Meine erste gewissenhafte Aufgabe und ich komme zu spät, um zu berichten, wann der Nachschub eintrifft – wunderbar. Benjamin reißt mir die Ohren ab.
Die zusammengefundene Menschenmenge rückte näher zusammen um die Neuankömmlinge in Augenschein zu nehmen und zu erfahren, was geschehn sollte. Halis nickte verständnisvoll, drehte sich zu den sich enger Versammelten herum und kletterte auf einen der nahestehenden Lastenkarren. Er sah sich um und wedelte mit seinen Armen und mahnte durch trichterförmig gehaltene Hände zur Ruhe. »Leute von Bregeran, seid leise und hört mir zu. Wir wurden von dem guten Herrn Elm‘emo gebeten, uns hier zu versammeln und haben keine Mühen gescheut, diesem Geheiß zu folgen. Einige unter Euch mussten herbe Umwege in kauf nehmen, um Patrouillen der Brut, oder den Leuten aus Korint zu umgehen. Wir alle haben den grünen Wimpel erblickt und somit ist für uns der Zeitpunkt gekommen.

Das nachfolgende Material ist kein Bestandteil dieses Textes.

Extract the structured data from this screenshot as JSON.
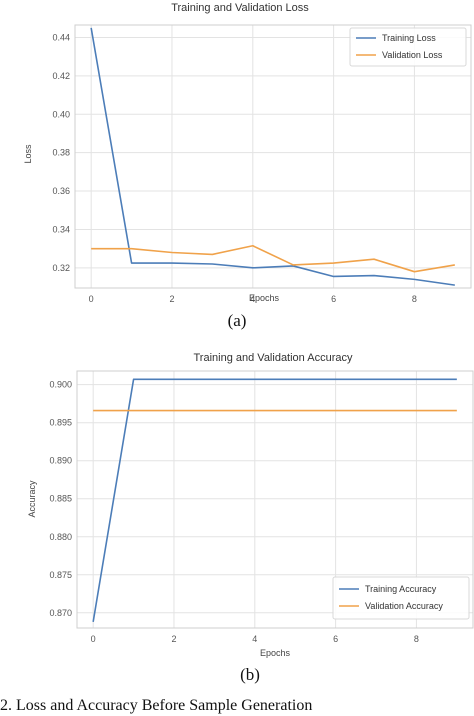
{
  "colors": {
    "training": "#4c7db8",
    "validation": "#f0a24a",
    "grid": "#e3e3e3",
    "frame": "#cfcfcf"
  },
  "chart_data": [
    {
      "type": "line",
      "title": "Training and Validation Loss",
      "xlabel": "Epochs",
      "ylabel": "Loss",
      "x": [
        0,
        1,
        2,
        3,
        4,
        5,
        6,
        7,
        8,
        9
      ],
      "xlim": [
        -0.4,
        9.4
      ],
      "ylim": [
        0.3095,
        0.4465
      ],
      "xticks": [
        0,
        2,
        4,
        6,
        8
      ],
      "yticks": [
        0.32,
        0.34,
        0.36,
        0.38,
        0.4,
        0.42,
        0.44
      ],
      "xtick_labels": [
        "0",
        "2",
        "4",
        "6",
        "8"
      ],
      "ytick_labels": [
        "0.32",
        "0.34",
        "0.36",
        "0.38",
        "0.40",
        "0.42",
        "0.44"
      ],
      "grid": true,
      "legend_position": "top-right",
      "series": [
        {
          "name": "Training Loss",
          "values": [
            0.445,
            0.3225,
            0.3225,
            0.322,
            0.32,
            0.321,
            0.3155,
            0.316,
            0.314,
            0.311
          ]
        },
        {
          "name": "Validation Loss",
          "values": [
            0.33,
            0.33,
            0.328,
            0.327,
            0.3315,
            0.3215,
            0.3225,
            0.3245,
            0.318,
            0.3215
          ]
        }
      ]
    },
    {
      "type": "line",
      "title": "Training and Validation Accuracy",
      "xlabel": "Epochs",
      "ylabel": "Accuracy",
      "x": [
        0,
        1,
        2,
        3,
        4,
        5,
        6,
        7,
        8,
        9
      ],
      "xlim": [
        -0.4,
        9.4
      ],
      "ylim": [
        0.868,
        0.9018
      ],
      "xticks": [
        0,
        2,
        4,
        6,
        8
      ],
      "yticks": [
        0.87,
        0.875,
        0.88,
        0.885,
        0.89,
        0.895,
        0.9
      ],
      "xtick_labels": [
        "0",
        "2",
        "4",
        "6",
        "8"
      ],
      "ytick_labels": [
        "0.870",
        "0.875",
        "0.880",
        "0.885",
        "0.890",
        "0.895",
        "0.900"
      ],
      "grid": true,
      "legend_position": "bottom-right",
      "series": [
        {
          "name": "Training Accuracy",
          "values": [
            0.8688,
            0.9007,
            0.9007,
            0.9007,
            0.9007,
            0.9007,
            0.9007,
            0.9007,
            0.9007,
            0.9007
          ]
        },
        {
          "name": "Validation Accuracy",
          "values": [
            0.8966,
            0.8966,
            0.8966,
            0.8966,
            0.8966,
            0.8966,
            0.8966,
            0.8966,
            0.8966,
            0.8966
          ]
        }
      ]
    }
  ],
  "captions": {
    "a": "(a)",
    "b": "(b)",
    "figure": "2.  Loss and Accuracy Before Sample Generation"
  }
}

Bewegt die müden Knochen und lasst uns in eine heilere Zukunft ziehen.«
In dem provisorischen Lager entstand nach und nach Bewegung, als die umherstehenden Kisten und Taschen zusammengeräumt und Zelte abgeschlagen wurden. Kinder wurden auf Karren gesetzt, um den Abbrucharbeiten der Erwachsenen nicht im Wege zu stehen. Jeder von ihnen wusste, dass Eile geboten war und jeder half jedem, auch die Männer Fendriks packten mit zu. Sobald sämtliche Fuhrwerke beladen und alle aufgesessen waren, gab Fendrik Befehl zum Abmarsch.
»Yaeko, reite du voraus und berichte vom Zuwachs. Der Tross soll warten, bis wir in Sichtweite kommen.«
»Unterwegs.«
Gemeinsam mit einem gewaltigen Karrenzug und vielen Menschen im Nacken führte Fendrik die Leute östlich zum zweiten Wegepunkt, um sich dort mit Eric und den Anderen zu vereinen.